Jefferson Davis has his day; Jefferson Davis Gets His Citizenship Back, By Robert Penn Warren. Lexington, Ky.: University Press of Kentucky. $8.75.

May 6, 1981

The restoration of citizenship to Confederate President Jefferson Davis in 1978, the event that occasioned this biographical essay by Robert Penn Warren, came about as an aftermath of an earlier reinstatement of Robert E. Lee in 1975. That event, coming in the wake of the Vietnam war, if Lee received his citizenship back, so should the draft evaders. In the end, Lee won out, championed by an unbeatable combination of Sens. Harry F. Byrd and Hubert H. Humphrey and President Gerald R. Ford.

Why, is view of Warren's unimpeachable record of civil libertarianism, did he choose to write this defense of an advocate of slavery and secession?

The answer seems to be the loyalty of one eminent son of Todd County, Ky., to another. Todd County staged a four-day celebration of Davis's reinstatement, and Warren was invited to give the main address.

As expanded in New Yorker magazine and reprinted in this book, it is a discourse not only on Davis, but on the persistence of the Confederate experience in the Southern consciousness.

When Warren was about 10, he heard that a monument was to be erected in nearby Fairview to Jefferson Davis, "whoever . . . he was." Warren became fascinated with Davis's "devotion to an objective, endeavor, the locale of which may be a poet's desk or a soldier's battlefield."
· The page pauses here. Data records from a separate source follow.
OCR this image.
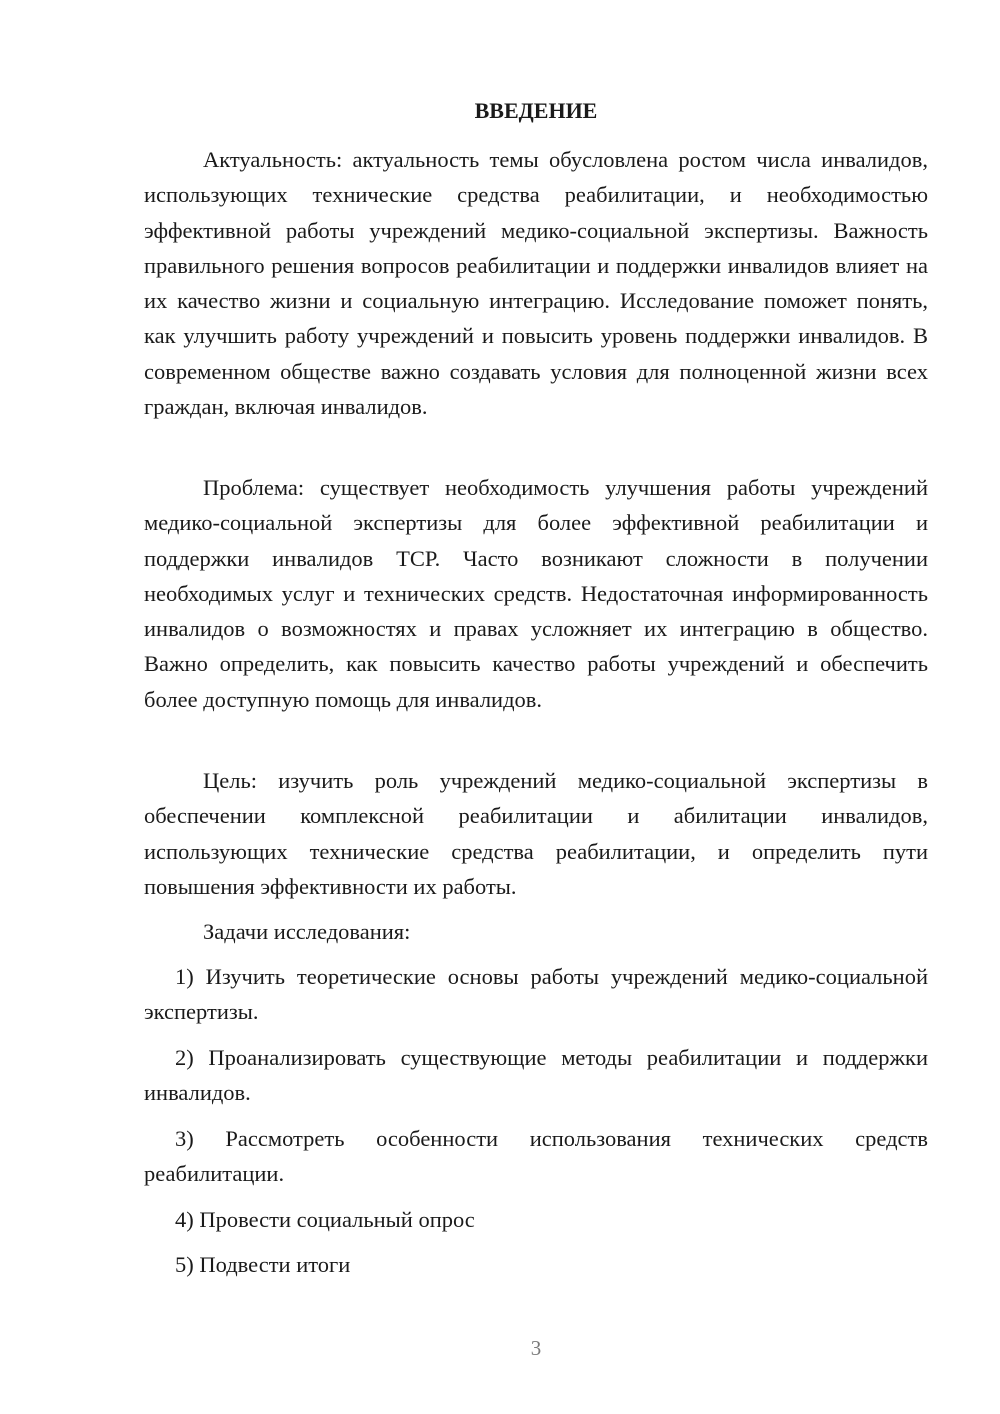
ВВЕДЕНИЕ

Актуальность: актуальность темы обусловлена ростом числа инвалидов, использующих технические средства реабилитации, и необходимостью эффективной работы учреждений медико-социальной экспертизы. Важность правильного решения вопросов реабилитации и поддержки инвалидов влияет на их качество жизни и социальную интеграцию. Исследование поможет понять, как улучшить работу учреждений и повысить уровень поддержки инвалидов. В современном обществе важно создавать условия для полноценной жизни всех граждан, включая инвалидов.

Проблема: существует необходимость улучшения работы учреждений медико-социальной экспертизы для более эффективной реабилитации и поддержки инвалидов ТСР. Часто возникают сложности в получении необходимых услуг и технических средств. Недостаточная информированность инвалидов о возможностях и правах усложняет их интеграцию в общество. Важно определить, как повысить качество работы учреждений и обеспечить более доступную помощь для инвалидов.

Цель: изучить роль учреждений медико-социальной экспертизы в обеспечении комплексной реабилитации и абилитации инвалидов, использующих технические средства реабилитации, и определить пути повышения эффективности их работы.

Задачи исследования:

1) Изучить теоретические основы работы учреждений медико-социальной экспертизы.

2) Проанализировать существующие методы реабилитации и поддержки инвалидов.

3) Рассмотреть особенности использования технических средств реабилитации.

4) Провести социальный опрос

5) Подвести итоги

3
It's not so much what a man does, Mr. Warren came to believe, as the integrity with which he does it. Davis was a slaveholder who treated his wards with kindness, providing them with free time for personal profit, regular dental care, ceremonies of marriage and birth, and black jury trial. He was a secessionist who went to jail rather than ask pardon for what he steadfastly maintained was a constitutional right. "Honor, perhaps, more than victory," says Mr. Warren, "was, in the midst of ill fortune, ineptitudes, and even stupidities, his guiding star."
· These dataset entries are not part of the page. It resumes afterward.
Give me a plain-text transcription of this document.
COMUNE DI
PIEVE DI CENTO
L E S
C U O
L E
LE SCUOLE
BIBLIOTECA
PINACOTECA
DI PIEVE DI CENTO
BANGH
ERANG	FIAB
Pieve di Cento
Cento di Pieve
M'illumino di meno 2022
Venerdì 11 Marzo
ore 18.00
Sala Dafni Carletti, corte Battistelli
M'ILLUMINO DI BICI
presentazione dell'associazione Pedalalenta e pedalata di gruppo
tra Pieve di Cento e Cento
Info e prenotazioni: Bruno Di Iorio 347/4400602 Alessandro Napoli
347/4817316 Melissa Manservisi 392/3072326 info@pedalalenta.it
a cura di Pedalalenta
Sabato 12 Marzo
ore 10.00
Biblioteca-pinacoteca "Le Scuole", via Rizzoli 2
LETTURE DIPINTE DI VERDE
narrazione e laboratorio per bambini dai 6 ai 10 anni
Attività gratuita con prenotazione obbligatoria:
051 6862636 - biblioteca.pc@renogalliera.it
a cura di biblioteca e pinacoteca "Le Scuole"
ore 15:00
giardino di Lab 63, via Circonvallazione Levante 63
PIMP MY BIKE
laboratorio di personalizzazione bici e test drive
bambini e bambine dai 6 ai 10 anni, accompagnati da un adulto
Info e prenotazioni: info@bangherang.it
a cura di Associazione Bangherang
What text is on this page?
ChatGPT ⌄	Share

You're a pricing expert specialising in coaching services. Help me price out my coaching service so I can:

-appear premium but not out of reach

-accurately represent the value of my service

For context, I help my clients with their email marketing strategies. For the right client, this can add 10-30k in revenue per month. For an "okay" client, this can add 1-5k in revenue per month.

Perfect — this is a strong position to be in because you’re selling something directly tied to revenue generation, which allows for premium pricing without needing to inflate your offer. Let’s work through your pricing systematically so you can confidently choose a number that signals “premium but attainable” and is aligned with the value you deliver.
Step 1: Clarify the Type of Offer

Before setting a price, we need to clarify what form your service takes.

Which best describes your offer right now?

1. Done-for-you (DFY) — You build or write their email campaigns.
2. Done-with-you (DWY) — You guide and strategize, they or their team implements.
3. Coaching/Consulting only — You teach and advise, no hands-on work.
But is dedication enough? Before the war Davis was an inflexible foe of compromise on the issue of slavery. During the war he proved incapable of supplying the leadership to overcome the fatal states'-rights divisions within the Confederacy -- a contemporary marveled at his "facility for converting friends into enemies."

Mr. Warren deftly portrays him as withdrawn, self-righteous, and troubled by anxiety and illness. Even in family life he remained obdurate, destroying his daughter Winnie's chance for happiness by denying her permission to marry a promising Northern lawyer whose grandfather had been an abolitionist.

Still, in inspiring Todd County's festivities, Davis's reinstatement has had a happy result. It has given us this personalized testament to the image of the President of the Lost Cau se and in the process a superb evocation of the Southern mystique.